In May last year, police arrested 53 people, most of them LGBT, at a gathering hosted by an HIV organisation in a hotel in Bafoussam and charged them with “homosexuality” related offenses.

At least six, including three teenagers ages 15 to 17, were subjected to forced anal examinations and HIV tests.

Forced anal exams constitute a form of cruel, inhuman, and degrading treatment that can, in some cases, rise to the level of torture.

In November 2013, Dr Guy Sandjon, president of the National Medical Council of Cameroon, told HRW that Cameroonian doctors should not conduct the exams, as they violate medical ethics, and that the authorities should not order them.

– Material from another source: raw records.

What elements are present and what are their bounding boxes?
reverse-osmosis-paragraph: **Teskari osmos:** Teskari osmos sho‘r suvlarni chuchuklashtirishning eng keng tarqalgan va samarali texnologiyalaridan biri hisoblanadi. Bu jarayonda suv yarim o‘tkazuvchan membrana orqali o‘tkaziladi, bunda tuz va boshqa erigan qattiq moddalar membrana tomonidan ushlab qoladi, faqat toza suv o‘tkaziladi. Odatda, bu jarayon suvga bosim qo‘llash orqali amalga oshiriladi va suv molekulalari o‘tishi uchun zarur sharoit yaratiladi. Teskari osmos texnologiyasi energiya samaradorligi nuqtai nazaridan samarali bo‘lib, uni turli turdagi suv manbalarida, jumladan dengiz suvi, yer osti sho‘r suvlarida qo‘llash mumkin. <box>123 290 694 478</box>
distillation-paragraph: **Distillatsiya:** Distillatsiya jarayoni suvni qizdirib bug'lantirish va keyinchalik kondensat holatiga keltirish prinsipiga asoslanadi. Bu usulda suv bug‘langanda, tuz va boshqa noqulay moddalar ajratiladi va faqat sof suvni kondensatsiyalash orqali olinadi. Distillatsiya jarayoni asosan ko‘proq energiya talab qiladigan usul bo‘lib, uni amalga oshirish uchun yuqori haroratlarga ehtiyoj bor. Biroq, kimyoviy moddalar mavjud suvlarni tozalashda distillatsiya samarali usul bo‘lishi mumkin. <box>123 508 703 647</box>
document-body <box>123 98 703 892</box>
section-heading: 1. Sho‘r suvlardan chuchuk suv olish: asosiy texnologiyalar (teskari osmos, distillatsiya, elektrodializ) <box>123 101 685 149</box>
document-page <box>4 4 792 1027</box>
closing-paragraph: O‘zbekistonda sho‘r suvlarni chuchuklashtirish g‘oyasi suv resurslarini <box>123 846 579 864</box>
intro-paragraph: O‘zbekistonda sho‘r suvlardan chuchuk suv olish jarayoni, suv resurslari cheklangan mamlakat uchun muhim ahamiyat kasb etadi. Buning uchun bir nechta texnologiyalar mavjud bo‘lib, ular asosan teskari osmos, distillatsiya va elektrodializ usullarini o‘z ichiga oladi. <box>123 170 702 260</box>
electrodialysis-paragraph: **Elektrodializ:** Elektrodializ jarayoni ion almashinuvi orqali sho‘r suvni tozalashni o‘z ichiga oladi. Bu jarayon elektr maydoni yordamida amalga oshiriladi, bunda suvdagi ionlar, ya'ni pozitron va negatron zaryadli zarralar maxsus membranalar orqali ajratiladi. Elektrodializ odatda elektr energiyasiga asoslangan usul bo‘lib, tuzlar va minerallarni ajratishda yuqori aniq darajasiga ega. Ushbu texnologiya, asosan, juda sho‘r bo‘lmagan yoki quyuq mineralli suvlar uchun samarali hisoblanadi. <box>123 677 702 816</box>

Involuntary HIV and sexually transmitted infection tests constitute a violation of the right to bodily integrity and privacy, protected under the ICCPR, and the right to health under the International Covenant on Economic, Social and Cultural Rights, the doctor said.

“The Cameroonian government has an obligation to uphold the rights of everyone in Cameroon, regardless of their real or perceived sexual orientation and gender identity,” Ghoshal said.

“The authorities should immediately end arbitrary arrests on the basis of sexual identity and forced anal examinations and should take swift steps to repeal the law criminalising consensual same-sex relations.”